NPC’s zijn ook erg gevoelig voor de aanwezigheid van accutase in de media en het is erg belangrijk om de incubatietijd van de accutase kort te houden. We raden een incubatietijd van 2-4 minuten aan, controleer cellen vaak onder de microscoop om te zien wanneer ze zijn losgeraakt. Het is essentieel om de cellen na het splitsen te centrifugeren om de enzymmix uit de media te verwijderen. Het is ook belangrijk om het passagenummer in gedachten te houden, omdat cellijnen kunnen veranderen bij uitgebreide cultivering, wat leidt tot wijziging van expressieprofielen. Het is dus belangrijk om veel celvoorraden in vroege passages te bevriezen. Cellen moeten worden ingevroren in 10% DMSO en 90% NPC-media en op lange termijn worden opgeslagen in vloeibare stikstof. Vanwege het gebrek aan serum in dit medium is het van cruciaal belang om te zorgen voor een langzame bevriezing met behulp van vrieskamers en eenmaal ‘s nachts bevroren, onmiddellijk over te brengen naar vloeibare stikstof. Hoewel er in dit protocol geen klonale selectie wordt uitgevoerd, is het mogelijk dat uitgebreide cultivering en passaging leidt tot natuurlijke selectie van een initiële celpopulatie met gunstige groei en overlevingskans.

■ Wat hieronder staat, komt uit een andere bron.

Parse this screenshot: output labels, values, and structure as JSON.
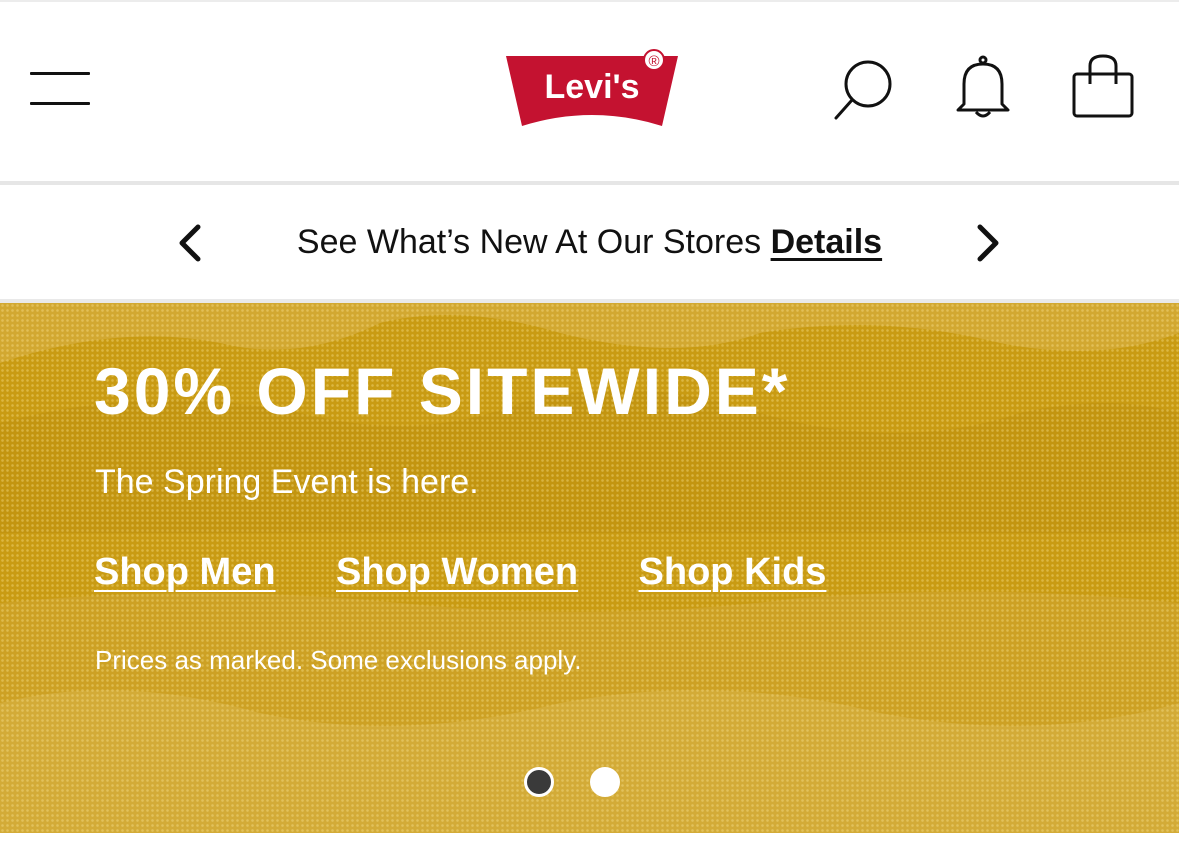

Daarom is het belangrijk om het passagenummer en de behandeling in gedachten te houden bij het uitvoeren van experimenten. We geven er de voorkeur aan om lagere passages te gebruiken voor experimenten, indien mogelijk overschrijden we de doorlaatlijn van de cellijnen niet meer dan 20 keer. Omdat NPC’s snel groeien, kunnen grote aantallen voorraden worden bevroren bij lagere passages voor experimenten. Cellijnen met bijzonder hoge groeisnelheden lopen een hoger risico op mediaverzuring. Naarmate cellijnen met verschillende snelheid groeien, moet de hoeveelheid media mogelijk worden aangepast op basis van proliferatie. Als de cellen continu in sterk verzuurde media worden achtergelaten, kan dit de gezondheid van zowel controle- als ziektecellijnen beïnvloeden. Dit zorgt ervoor dat zelfs gezonde astrocyten reactief worden, wat het gebruik ervan in verdere differentiatie en experimenten beïnvloedt.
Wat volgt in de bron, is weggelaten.